We then explored the value of the AP CSA for ungraded progress checks and graded formative assessment. We agreed there was a burden to grading the Free Response Questions. One solution to lighten this burden was to have the students grade each other. Even if the peer to peer feedback wasn't as deep as a teacher would provide, it was still an activity of value for both the reviewers and reviewees.
 
We talked about using materials that supported the AP CSA curriculum, such as CS Awesome, our own lab assignments, worksheets, and other materials from CS Unplugged. Others of us are using online platforms such as Scratch, GoogleCode CS, and CodeHS to prep students for the AP CSA exam.
 
The question of cheating came up, as a lot of the answers to popular review courses have been posted online. While cheating is not a concern with our youngest students, with high school students some of us have turned to  quizlet, quick check-ins, flipgrid and even changing variable names to discover if students were pulling answers from the web. Others of us said we don't use the paradigm of 'cheating / not cheating.' Instead they promote teamwork, and see the value of a student's skill in finding helpful resources. It was noted that in industry, people reuse each other's code all the time. Even better, have students cite where they got it from. This is a great moment for teaching digital citizenship skills. In Scratch, they promote a remix culture. Take it , cite it, and add something to the provenance tree to make it yours.

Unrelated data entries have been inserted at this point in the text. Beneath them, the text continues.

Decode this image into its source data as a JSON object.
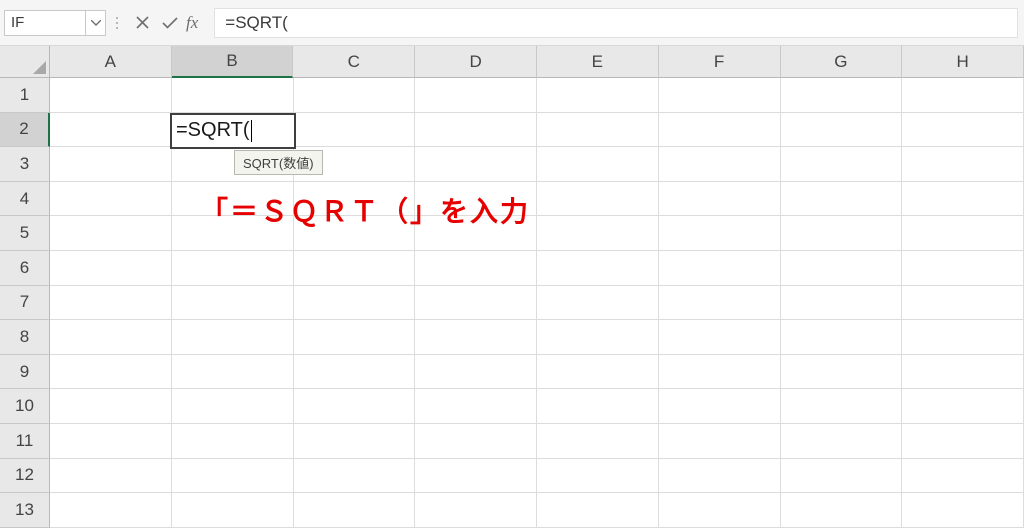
{
  "nameBox": {
    "value": "IF"
  },
  "formulaBar": {
    "cancel_tip": "Cancel",
    "enter_tip": "Enter",
    "fx_label": "fx",
    "formula": "=SQRT("
  },
  "grid": {
    "columns": [
      "A",
      "B",
      "C",
      "D",
      "E",
      "F",
      "G",
      "H"
    ],
    "rows": [
      "1",
      "2",
      "3",
      "4",
      "5",
      "6",
      "7",
      "8",
      "9",
      "10",
      "11",
      "12",
      "13"
    ],
    "activeCell": {
      "col": "B",
      "row": "2"
    },
    "editing": {
      "text": "=SQRT(",
      "tooltip": "SQRT(数値)"
    }
  },
  "annotation": {
    "text": "「＝ＳＱＲＴ（」を入力"
  }
}
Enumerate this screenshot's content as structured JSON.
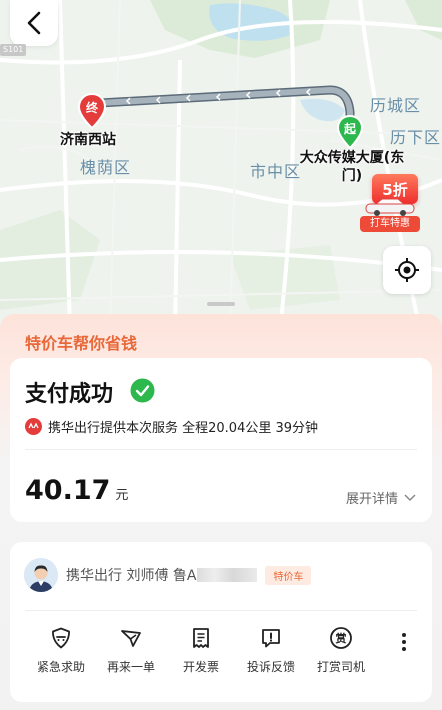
{
  "map": {
    "road_tag": "S101",
    "districts": {
      "lixia_top": "历城区",
      "lixia": "历下区",
      "huaiyin": "槐荫区",
      "shizhong": "市中区"
    },
    "start_pin": "起",
    "end_pin": "终",
    "start_place": "大众传媒大厦(东门)",
    "start_place_line1": "大众传媒大厦(东",
    "start_place_line2": "门)",
    "end_place": "济南西站",
    "promo": {
      "badge": "5折",
      "label": "打车特惠"
    },
    "icons": {
      "back": "chevron-left-icon",
      "locate": "locate-icon"
    }
  },
  "sheet": {
    "banner": "特价车帮你省钱",
    "payment": {
      "title": "支付成功",
      "service_text": "携华出行提供本次服务 全程20.04公里 39分钟",
      "price": "40.17",
      "currency": "元",
      "detail_link": "展开详情"
    },
    "driver": {
      "info": "携华出行 刘师傅 鲁A",
      "car_type": "特价车"
    },
    "actions": [
      {
        "label": "紧急求助",
        "icon": "shield-alert-icon"
      },
      {
        "label": "再来一单",
        "icon": "send-again-icon"
      },
      {
        "label": "开发票",
        "icon": "invoice-icon"
      },
      {
        "label": "投诉反馈",
        "icon": "complaint-icon"
      },
      {
        "label": "打赏司机",
        "icon": "tip-icon"
      }
    ],
    "tip_glyph": "赏"
  },
  "colors": {
    "accent": "#e8683a",
    "success": "#2db84d",
    "route": "#8a9aa6",
    "pin_red": "#e43b3b",
    "pin_green": "#2db84d"
  }
}
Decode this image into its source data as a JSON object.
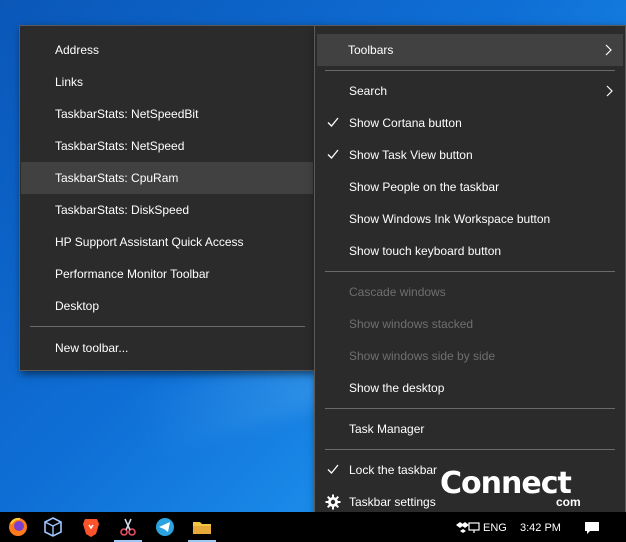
{
  "toolbars_submenu": {
    "items": [
      {
        "label": "Address"
      },
      {
        "label": "Links"
      },
      {
        "label": "TaskbarStats: NetSpeedBit"
      },
      {
        "label": "TaskbarStats: NetSpeed"
      },
      {
        "label": "TaskbarStats: CpuRam",
        "highlighted": true
      },
      {
        "label": "TaskbarStats: DiskSpeed"
      },
      {
        "label": "HP Support Assistant Quick Access"
      },
      {
        "label": "Performance Monitor Toolbar"
      },
      {
        "label": "Desktop"
      },
      {
        "label": "New toolbar..."
      }
    ]
  },
  "taskbar_menu": {
    "items": [
      {
        "label": "Toolbars",
        "submenu": true,
        "highlighted": true
      },
      {
        "label": "Search",
        "submenu": true
      },
      {
        "label": "Show Cortana button",
        "checked": true
      },
      {
        "label": "Show Task View button",
        "checked": true
      },
      {
        "label": "Show People on the taskbar"
      },
      {
        "label": "Show Windows Ink Workspace button"
      },
      {
        "label": "Show touch keyboard button"
      },
      {
        "label": "Cascade windows",
        "disabled": true
      },
      {
        "label": "Show windows stacked",
        "disabled": true
      },
      {
        "label": "Show windows side by side",
        "disabled": true
      },
      {
        "label": "Show the desktop"
      },
      {
        "label": "Task Manager"
      },
      {
        "label": "Lock the taskbar",
        "checked": true
      },
      {
        "label": "Taskbar settings",
        "icon": "gear-icon"
      }
    ]
  },
  "taskbar": {
    "pinned_icons": [
      "firefox-icon",
      "virtualbox-icon",
      "brave-icon",
      "snipping-tool-icon",
      "telegram-icon",
      "file-explorer-icon"
    ],
    "tray": {
      "language": "ENG",
      "time": "3:42 PM"
    }
  },
  "watermark": {
    "text": "Connect",
    "suffix": "com"
  },
  "colors": {
    "menu_bg": "#2b2b2b",
    "highlight": "#414141",
    "disabled_text": "#6f6f6f",
    "desktop_blue": "#0f6fd6"
  }
}
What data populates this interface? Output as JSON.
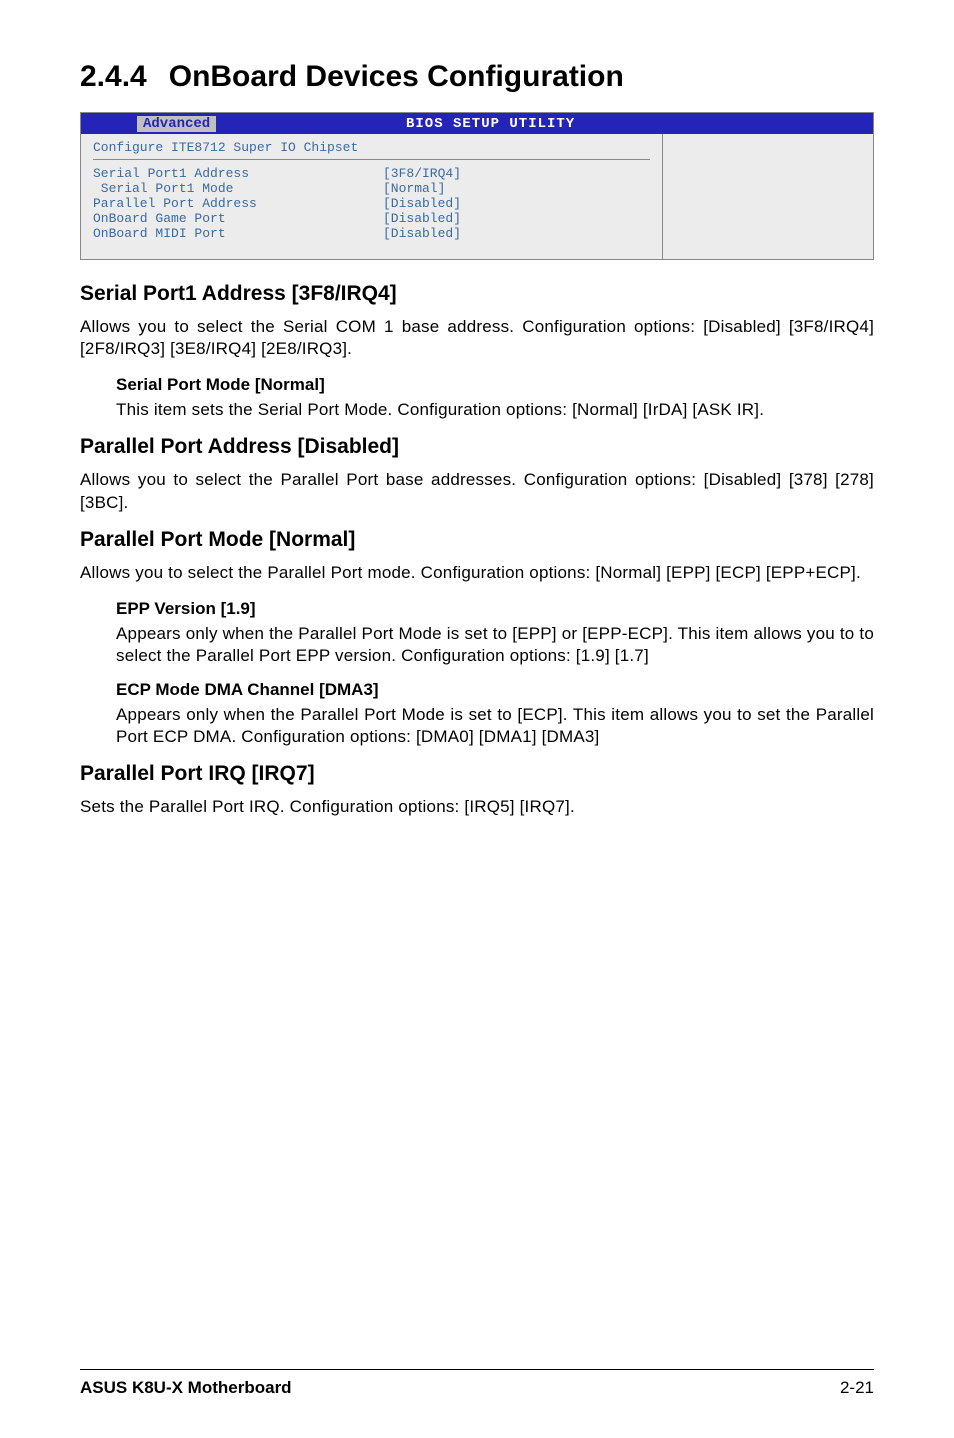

Also, you usually have debug borrowed code, a collateral skill to promote which requires reading and understanding someone else's code.
 
Moving away from a formative assessment discussion, we talked about how to promote more teamwork. Some of us had discovered that just putting students in break out rooms didn't promote teamwork. Others queried their students for natural partnership and student input before setting up collaborations. Another ideas was to pre-partner in the pseudo code stage, before putting people together for the coding part of the activity. And some found that once students were in a partnership that worked, they wanted to continue working with that partner. 
 
We came back to thinking about formative assessments, looking for new ideas. We agreed that formative projects, exams, pseudo coding, engineering notebooks, commenting code, peer reviewing, and competitive teams were all ways to implement formative assessments. It was noted that if we ask students to synthesize what they know, it makes it more difficult to cheat.
 
And it was noted that much of the learning from formative assessments occurs after the test or graded project. It's in the discussion of knowledge gaps, or what didn't work, or to offer students the opportunity to do it again. Making one moment of formative assessment into one piece of data for a longitudinal assessment of progress.